Eram os momentos de expansão e definição de dogmas e clichês. Anal, orgias, gang bang, dupla penetração, os chamados faciais, gape e a importação do bukkake (de origem japonesa) dominaram a maneira de narrar a história. Filmes como "Garganta Profunda" e "Emmanuelle" formam a Bíblia do gênero atual. Junto com isto, Europa - com seu "Le Ore", da Itália, e Japão com seu "Joshikosei" (garota de escolha) em cenas que simulavam um snuff movie - também investiram pesado em suas produções, quebrando barreiras e reinventado o jeito de fazer cinema. Não à toa, muito do cinema independente norte-americano da década de 80 incorporou algumas idéias surgidas no cinema pornô.

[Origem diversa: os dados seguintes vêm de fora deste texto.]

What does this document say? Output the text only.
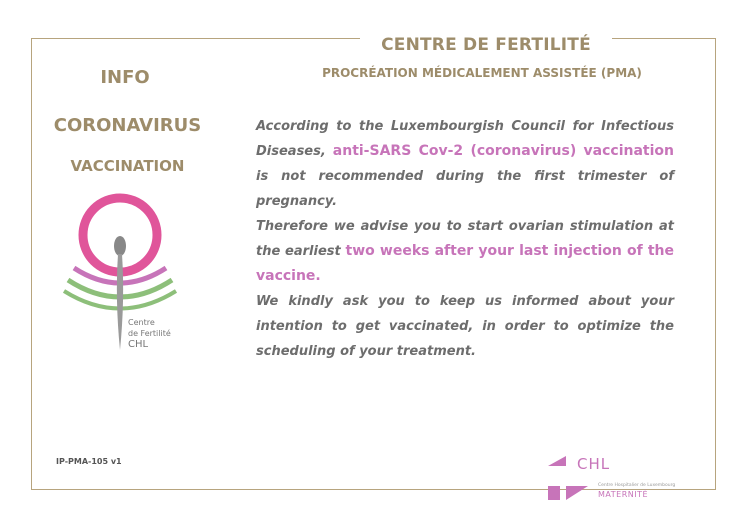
CENTRE DE FERTILITÉ
PROCRÉATION MÉDICALEMENT ASSISTÉE (PMA)
INFO
CORONAVIRUS
VACCINATION
Centre
de Fertilité
CHL

According to the Luxembourgish Council for Infectious Diseases, anti-SARS Cov-2 (coronavirus) vaccination is not recommended during the first trimester of pregnancy.

Therefore we advise you to start ovarian stimulation at the earliest two weeks after your last injection of the vaccine.

We kindly ask you to keep us informed about your intention to get vaccinated, in order to optimize the scheduling of your treatment.

IP-PMA-105 v1	CHL
Centre Hospitalier de Luxembourg
MATERNITÉ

Com a invasão dos videocassetes na década de 80, os filmes pornôs ganharam os lares de todo mundo e surgiu também a constelação de astros, as atrizes como gancho da película - muito mais importante que diretores e enredo. Isto mudou na década de 90, com as grifes tomando conta do mercado e se tornando referência, como a Buttman. Atualmente, com o mercado forte e rentável, os gêneros se firmaram. Há os filmes de alto orçamento, geralmente com atrizes famosas e com enredo, e os amadores, onde a idéia é justamente não parecer em nada profissional e que fazem sempre relações teoricamente proibidas (médico e enfermeira, pai e babá, etc.). Há também os chamados softcores, que não mostram genitálias e nem cenas explícitas. Outra regra imutável são as inúmeras seqüências de filmes, que chegam até a ter quarenta ou cinqüenta continuações.

Independente de seu status industrial, o cinema pornográfico é capaz de produzir interessantes pérolas cinematográficas, em geral por sua ousadia ou falta de medo em transgredir. Diretores, em incansável busca de diferenciação, são capazes das mais espetaculares mudanças radicais de narrativa ou até mesmo no uso da fotografia, já que o conteúdo, em si, raramente foge de seu objetivo máximo: entreter os espectadores e excitá-los. Neste aspecto, o estilo "baseado no real" surgiu e foi amadurecido em obras pornográficas, assim como também o uso diferenciado de cores para dar contornos narrativos às ações. Como praticamente vale tudo, o cinema pornográfico não hesita em arriscar. E, em arte, o risco quase sempre é um fator crucial.

Este aspecto transgressor nem sempre é encontrado, já que a massiva produção impede a existência de tempo para uma produção um pouco mais detalhada, como era comum na década de 1970. Junta-se a isto o regime exploratório da indústria, que consome suas atrizes e atores ao máximo, em não poucos casos, quase de maneira criminosa. Mesmo assim, o cinema pornográfico permite, ao brincar com a libido, momentos de sublimação artística na formação da arte seqüencial em movimento. É a maneira de fazer cinema que não aceita covardias. Algo que, atualmente, parece ser a regra de muitos gêneros do cinema.